The population has good reason to be afraid to tip off or cooperate with Afghan and Western forces for fear of reprisals.

"There have been threats. (The Taliban) cut hands off construction workers building government-funded projects, after sending them threatening letters," Crowley said.

US forces depend on local intelligence as extra troops surge into Kandahar this summer, part of a mammoth build up designed to drive the Taliban out of the city in a critical campaign intended to help end nine years of war.

But the Taliban has executed a number of locals it has accused of spying for Western forces, and even civil servants who cooperate are also a prime target.

On Tuesday, the chief of Kandahar's Arghandab district was killed in a suicide car bomb. He was considered a traitor by the Taliban, his villagers being funded and supported by US special forces to protect against the insurgents.

Arriving at the location of the rocket cache, a field strewn with mounds of rubble, US soldiers struggle to find the weapons with a metal detector. The informant, hidden in a vehicle, refuses to expose himself to help look.

Finally, after the site is emptied of Afghan forces, the man is brought out from hiding.

"The informant was worried the ANP (Afghan national police) would see him," said American Sergeant Charles Smith.

Still covered with the sheet, the man quickly uses his hands to dig at a patch of earth in ground surrounded by high walls. He exposes the cache, then bounds back to the vehicle.

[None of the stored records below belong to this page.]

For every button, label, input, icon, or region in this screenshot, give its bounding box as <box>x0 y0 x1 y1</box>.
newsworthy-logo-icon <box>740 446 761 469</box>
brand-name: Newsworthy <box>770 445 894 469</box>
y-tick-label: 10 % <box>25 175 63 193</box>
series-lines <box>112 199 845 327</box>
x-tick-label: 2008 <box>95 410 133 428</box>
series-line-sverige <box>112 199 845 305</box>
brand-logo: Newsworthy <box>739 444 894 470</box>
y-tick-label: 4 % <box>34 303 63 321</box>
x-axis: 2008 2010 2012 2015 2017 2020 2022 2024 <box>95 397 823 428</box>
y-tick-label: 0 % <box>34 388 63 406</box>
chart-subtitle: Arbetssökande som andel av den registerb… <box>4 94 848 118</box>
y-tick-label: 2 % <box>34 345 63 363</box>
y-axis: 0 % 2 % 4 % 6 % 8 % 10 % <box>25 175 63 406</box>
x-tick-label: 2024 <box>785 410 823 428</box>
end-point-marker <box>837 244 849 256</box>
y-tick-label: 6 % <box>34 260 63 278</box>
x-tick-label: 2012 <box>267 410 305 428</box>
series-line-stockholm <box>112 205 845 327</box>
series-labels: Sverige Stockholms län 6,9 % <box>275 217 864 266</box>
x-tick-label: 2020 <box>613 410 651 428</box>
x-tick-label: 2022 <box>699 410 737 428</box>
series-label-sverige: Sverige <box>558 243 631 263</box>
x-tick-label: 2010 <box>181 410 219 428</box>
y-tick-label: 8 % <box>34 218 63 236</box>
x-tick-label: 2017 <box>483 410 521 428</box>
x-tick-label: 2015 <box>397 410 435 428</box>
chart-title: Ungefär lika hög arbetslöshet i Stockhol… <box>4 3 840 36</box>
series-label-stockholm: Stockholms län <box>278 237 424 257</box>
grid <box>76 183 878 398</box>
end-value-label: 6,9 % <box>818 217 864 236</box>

The bomb squad is brought in to dig up the relatively modest catch: five Chinese-made 62-millimetre recoilless rifle rounds, wrapped in a sack of rice.

"I carefully dug down with my hands, made sure it was not booby trapped and took them out," said a bomb squad member who gave his name as Toby.

"Originally, the intel was that there were rockets."

But for the Americans, it was still a small victory. And for the "mole", a significant amount of money.

A US military official based in Kandahar said informants are paid through a programme called "small rewards" if they help find mortars, rockets and other armaments.

"It's a means of compensating these people to put their life on the line," he said, refusing to disclose how much they were paid.

Nevertheless, a US intelligence officer says security needs to improve significantly before the population of Kandahar can be a dependable ally.

"They can't really support us, out of fear of any consequence. They're waiting to see what happens," he said.